Film / News
Curzon Cinema’s Heritage Open Day
Clevedon’s historic Curzon Cinema flings open its doors once again on Sunday September 13 as part of Scalarama and Heritage Open Days. There are guided tours of the magnificent fleapit and for just £20 you can make a racket on their Christie pipe organ for a full 30 minutes.
At 2pm, you can also catch a screening of D.W. Griffiths’ silent classic from 1919, Broken Blossoms, which is set on the mean streets of inner city London. In this early interracial noir, idealistic Chinese immigrant Cheng Huan (the not conspicuously oriental Richard Barthelmess) falls in love with beautiful waif Lucy Burrows (Lillian Gish) with inevitably tragic consequences.
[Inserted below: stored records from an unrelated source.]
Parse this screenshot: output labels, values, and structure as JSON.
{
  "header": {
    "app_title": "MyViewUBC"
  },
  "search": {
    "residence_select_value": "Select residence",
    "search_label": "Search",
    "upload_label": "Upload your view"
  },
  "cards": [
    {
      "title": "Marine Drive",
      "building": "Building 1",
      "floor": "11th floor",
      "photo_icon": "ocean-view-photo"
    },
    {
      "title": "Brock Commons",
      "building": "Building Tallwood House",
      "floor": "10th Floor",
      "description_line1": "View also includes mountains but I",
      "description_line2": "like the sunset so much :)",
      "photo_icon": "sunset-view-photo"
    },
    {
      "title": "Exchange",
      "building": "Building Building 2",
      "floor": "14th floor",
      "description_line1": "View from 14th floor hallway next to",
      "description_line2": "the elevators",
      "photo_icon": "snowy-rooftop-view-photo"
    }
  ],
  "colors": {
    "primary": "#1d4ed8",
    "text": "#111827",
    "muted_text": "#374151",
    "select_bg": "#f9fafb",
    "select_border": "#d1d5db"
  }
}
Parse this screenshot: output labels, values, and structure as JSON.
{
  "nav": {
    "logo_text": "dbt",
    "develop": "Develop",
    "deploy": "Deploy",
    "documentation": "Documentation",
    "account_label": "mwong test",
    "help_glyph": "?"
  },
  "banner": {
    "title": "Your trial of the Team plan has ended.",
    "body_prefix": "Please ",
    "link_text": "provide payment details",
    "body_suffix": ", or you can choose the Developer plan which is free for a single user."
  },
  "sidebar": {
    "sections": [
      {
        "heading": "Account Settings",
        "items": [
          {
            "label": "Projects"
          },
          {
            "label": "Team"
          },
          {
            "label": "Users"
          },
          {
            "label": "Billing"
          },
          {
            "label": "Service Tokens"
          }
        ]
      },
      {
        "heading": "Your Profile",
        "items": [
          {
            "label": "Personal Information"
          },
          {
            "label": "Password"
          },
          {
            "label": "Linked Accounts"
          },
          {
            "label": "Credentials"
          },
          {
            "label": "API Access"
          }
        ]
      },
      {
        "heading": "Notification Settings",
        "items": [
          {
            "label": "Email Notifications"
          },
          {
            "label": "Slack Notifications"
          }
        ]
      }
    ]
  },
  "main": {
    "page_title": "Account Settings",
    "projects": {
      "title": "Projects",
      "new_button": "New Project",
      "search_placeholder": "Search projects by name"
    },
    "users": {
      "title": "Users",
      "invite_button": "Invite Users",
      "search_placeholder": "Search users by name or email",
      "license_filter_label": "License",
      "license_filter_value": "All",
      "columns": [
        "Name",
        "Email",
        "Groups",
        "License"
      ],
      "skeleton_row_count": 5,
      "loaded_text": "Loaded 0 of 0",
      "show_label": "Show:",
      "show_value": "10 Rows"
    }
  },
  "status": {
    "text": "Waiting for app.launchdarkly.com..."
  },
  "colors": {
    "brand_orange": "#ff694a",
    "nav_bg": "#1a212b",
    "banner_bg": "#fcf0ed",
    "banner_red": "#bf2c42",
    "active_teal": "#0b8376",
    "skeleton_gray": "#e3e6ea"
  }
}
The screening includes live piano accompaniment from Andy Quin.
If you’ve not been before, the Curzon is well worth a look. With its original art deco features, steeply raked seating and traditional cinema organ, this is one of our region’s great hidden treasures. The oldest continually operated cinema in the world, it flung open its doors way back in 1912, just after the RMS Titanic went down. In fact, the cinema’s very first screening was a special charity matinee for families of victims of the disaster. Today, celeb patrons include Terry Gilliam, Alan Rickman, Tony Robinson and all three Aardman bigwigs (Nick Park, Peter Lord, Dave Sproxton). Paul Merton even brought his family here for a rare screening of his short film, The Suicidal Dog.